Manage expectations to thrive in a tight labor market

Luke Clayton

As of December, the latest month for which estimates are available, the seasonally unadjusted unemployment rate stood at 3.1 percent in Mesa County. Why do unemployment rates matter? The ability to find employees presents one of the biggest obstacles limiting small business growth.

When a business and its resources are stressed due to lack of work force, everyone feels the pain. Business owners and managers can feel helpless, especially when it seems like everyone else in town is hiring, too. Rather than lamenting they exert no control over the work force, business owners and managers should embrace what they do control — managing employee expectations.

A recent Gallup report showed a direct connection between employee satisfaction and engagement.  Employee engagement in turn drives profitability. An article by Barrett Business Services Inc., a business management solutions firm, also detailed how managing people and improving employee satisfaction affects the bottom line.

To isolate how people find satisfaction, author David Maister created the formula satisfaction equals perception minus expectation. In other words, the determining factor for whether or not we’re satisfied with an experience depends on the answers to two questions: What’s my expectation for an experience? Did the actual experience meet my expectation? If the experience exceeds the expectation, the result is satisfaction.

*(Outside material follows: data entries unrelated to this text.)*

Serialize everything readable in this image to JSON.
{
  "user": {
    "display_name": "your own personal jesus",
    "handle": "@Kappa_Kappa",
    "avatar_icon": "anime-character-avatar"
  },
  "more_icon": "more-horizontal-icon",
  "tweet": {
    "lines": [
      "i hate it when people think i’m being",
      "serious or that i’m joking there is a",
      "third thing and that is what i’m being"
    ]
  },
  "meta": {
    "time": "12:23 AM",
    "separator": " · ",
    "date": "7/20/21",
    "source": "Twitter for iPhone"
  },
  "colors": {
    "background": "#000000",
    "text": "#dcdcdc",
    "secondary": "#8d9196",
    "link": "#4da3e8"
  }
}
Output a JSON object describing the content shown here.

Now imagine two scenarios. In the first scenario, an individual is given a bow and arrow and told to shoot a target. In the second scenario, an individual is given a bow and arrow and told to shoot the target by first loading the arrow onto the arrow rest, pulling it back and then aiming 6 inches above the center of the bullseye 20 feet away.  The second scenario likely would result in an arrow hitting closer to the center mark. The person in the first scenario is dissatisfied for not receiving the same information that allowed the person in the second scenario to succeed.

When employees know (perception) what the target is (expectation), the possibility of satisfaction increases.

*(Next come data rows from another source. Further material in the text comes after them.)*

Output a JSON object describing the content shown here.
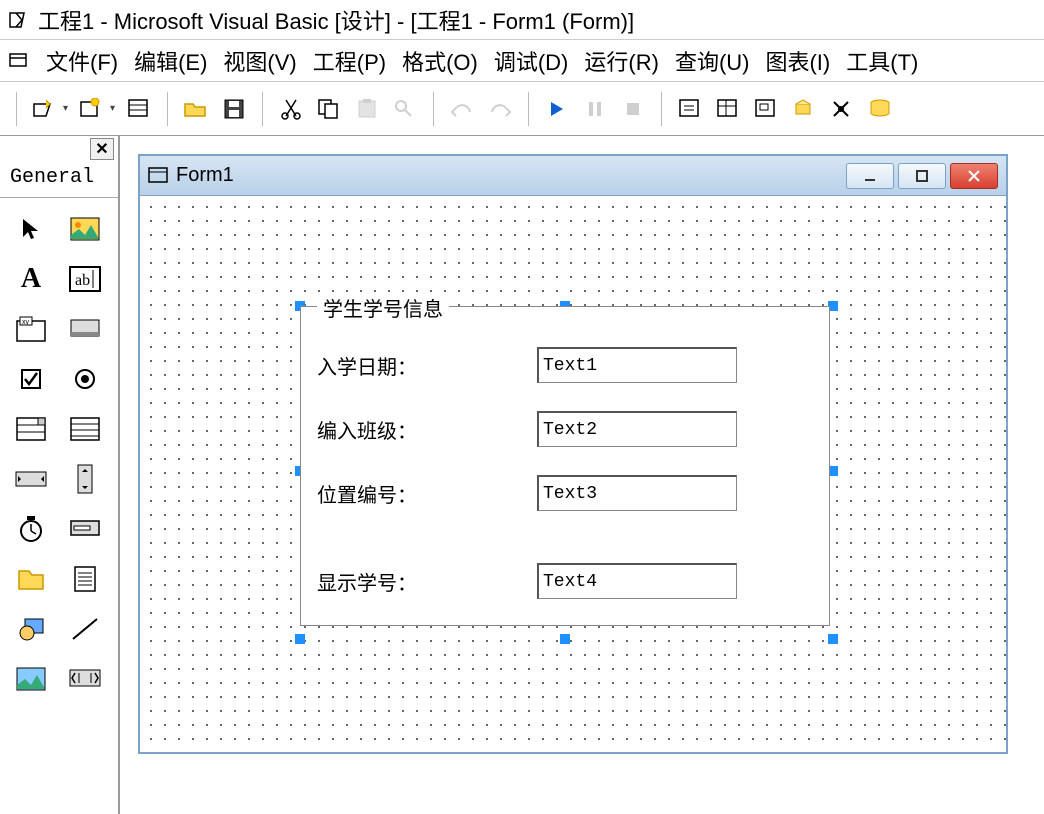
{
  "title": "工程1 - Microsoft Visual Basic [设计] - [工程1 - Form1 (Form)]",
  "menu": {
    "file": "文件(F)",
    "edit": "编辑(E)",
    "view": "视图(V)",
    "project": "工程(P)",
    "format": "格式(O)",
    "debug": "调试(D)",
    "run": "运行(R)",
    "query": "查询(U)",
    "diagram": "图表(I)",
    "tools": "工具(T)"
  },
  "toolbox": {
    "title": "General"
  },
  "form": {
    "title": "Form1",
    "frame_legend": "学生学号信息",
    "rows": [
      {
        "label": "入学日期：",
        "value": "Text1"
      },
      {
        "label": "编入班级：",
        "value": "Text2"
      },
      {
        "label": "位置编号：",
        "value": "Text3"
      },
      {
        "label": "显示学号：",
        "value": "Text4"
      }
    ]
  }
}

Consider the following to create the possibility of satisfied employees:

Be intentional in interviews: Strive to determine if an applicant possesses not only the skills to succeed, but also values that align with the organization. Realistically describing what the company and job entails will give an interviewee a better idea of what to expect and an out if it’s not a position they want. A misunderstanding of the job or company in the interview will create subsequent misalignment between employee and manager expectations.

Have and use an onboarding plan: Onboarding plays a significant role in painting a picture of what a new employee can anticipate. An onboarding plan should include details about company norms and what to expect on the first day. It also should include a training plan of which everyone involved is aware and prepared.

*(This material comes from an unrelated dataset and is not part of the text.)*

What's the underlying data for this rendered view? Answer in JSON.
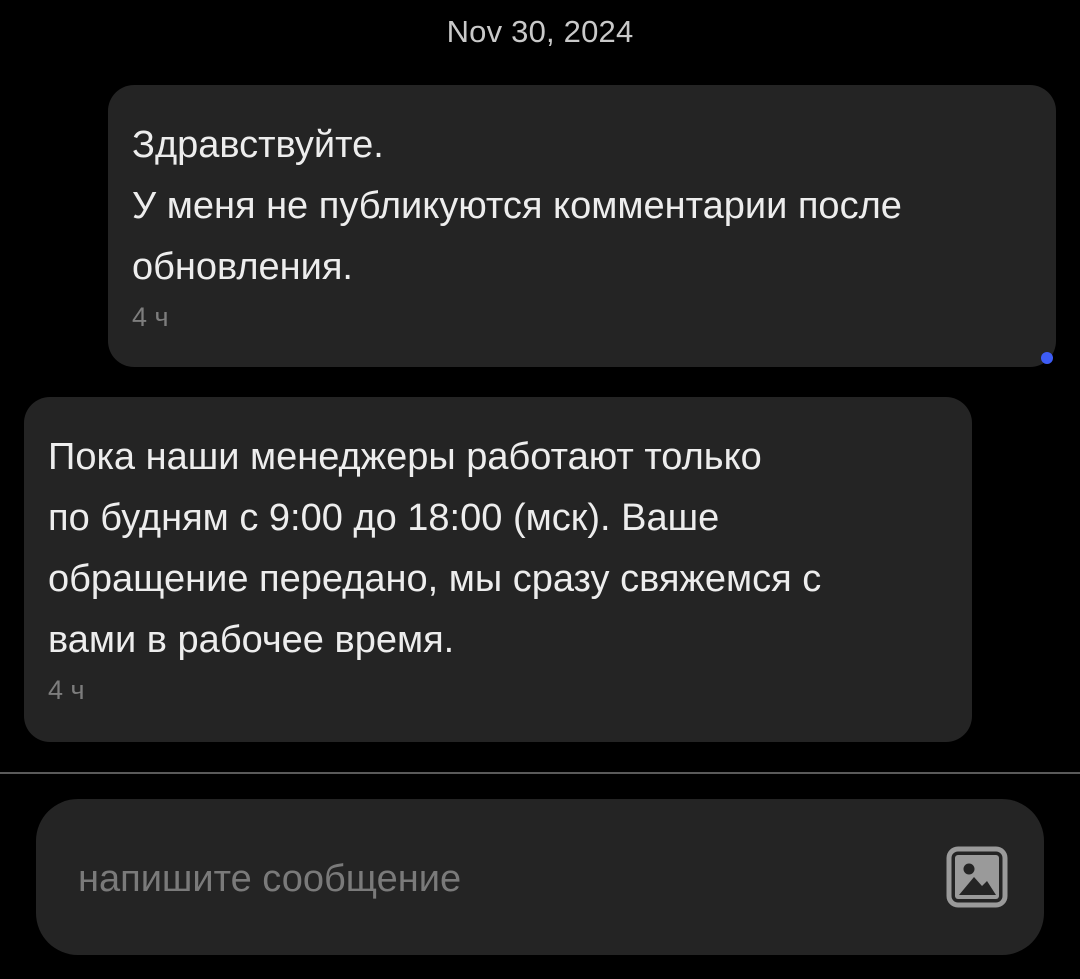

Create space for open communication: Effective communication requires information to flow back and forth. If either the employee or manager isn’t happy with the other party, the divide between satisfied and dissatisfied will only grow.  Asking employees for feedback and acting on it when feasible will help make satisfaction possible.

Engage in difficult conversations tactfully: If an employee isn’t meeting expectations, they should be informed tactfully. Clear and appropriately supportive communication lets employees know they must change their behaviors. Give people an opportunity to improve by letting them know in a timely manner they aren’t meeting expectations.

Require managers to manage: It’s vital managers have the skillset to manage their teams. It can be easy to promote employees who work the hardest and have been on the job the longest into management positions. This can cause problems, however, if they don’t possess the skills to lead others. Ensure your management team is willing and able to manage.

Don’t leave your team guessing about how to hit the target. Manage expectations, improve employee satisfaction and grow your business during this tight labor market.